Best Buy Co Inc proposed to enter the European market under the name of Best Buy.

Best Buy Enterprises Services (BBES) (related to Best Buy) applied for a Community trade mark incorporating the words BEST BUY. This was opposed by the defendant (España) on the basis of its two earlier marks: Best Buy Co Inc v Worldwide Sales Corporation España SL [2010] EWHC 1666 (Ch).

España's lawyers sent a letter to Best Buy, stating

In order to ensure that [España] is able to protect its rights in a proper fashion, we hereby request that, within a term of fifteen (15) calendar days as of the date of receipt of this letter, you reply to us in writing confirming (i) [Best Buy's] willingness to start a negotiation process with [España] in order to attempt to find a negotiated solution to the conflict; or (ii) your client's undertaking to not use the BEST BUY trademark in Europe, or issue any news in the press or make any announcements of any imminent activity in Europe, or indeed use such trade mark in any other way.

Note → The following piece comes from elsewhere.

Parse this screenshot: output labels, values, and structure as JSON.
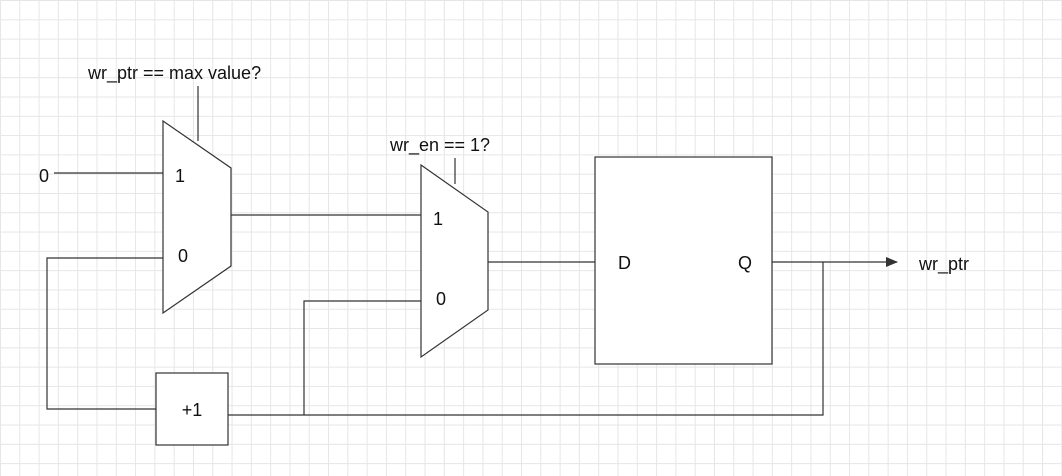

The issues before the court were whether the letter from España's lawyers threatened proceedings for infringement of España's marks; if so, whether the threat was made in relation to an infringement excluded from the threats provision; and, if a non-excluded threat was made, whether evidence of it was inadmissible by virtue of the "without prejudice" rule.

The court considered that the recipient would understand from España's lawyers' letter that proceedings for trade mark infringement were being threatened. The conditionality did not negate that threat.

The court held that the threats provisions of the Trade Marks Act 1994 referred to proceedings for infringement in the UK courts and its extension to Community trade marks had no widening effect. The court held that the reasonable recipient would consider that España had a range of options as to the forum in which it could bring proceedings and that it was not limiting itself to bringing proceedings in Spain.

The court rejected España's defence based on excluded acts. The letter sought undertakings in respect of any use of the mark, which went much wider than the supply of services and included offering to do so, an act not excluded from the threats provisions.

However, the court accepted that, although the correspondence was not marked “without prejudice”, the two businesses were seeking an alternative to litigation and their efforts to do so should not constitute an admissible threat. Overall, the letter was setting out a negotiating position. Given that España's negotiating position involved enforcing its marks, it was natural to draw Best Buy's attention to the consequences of the failure of the negotiations.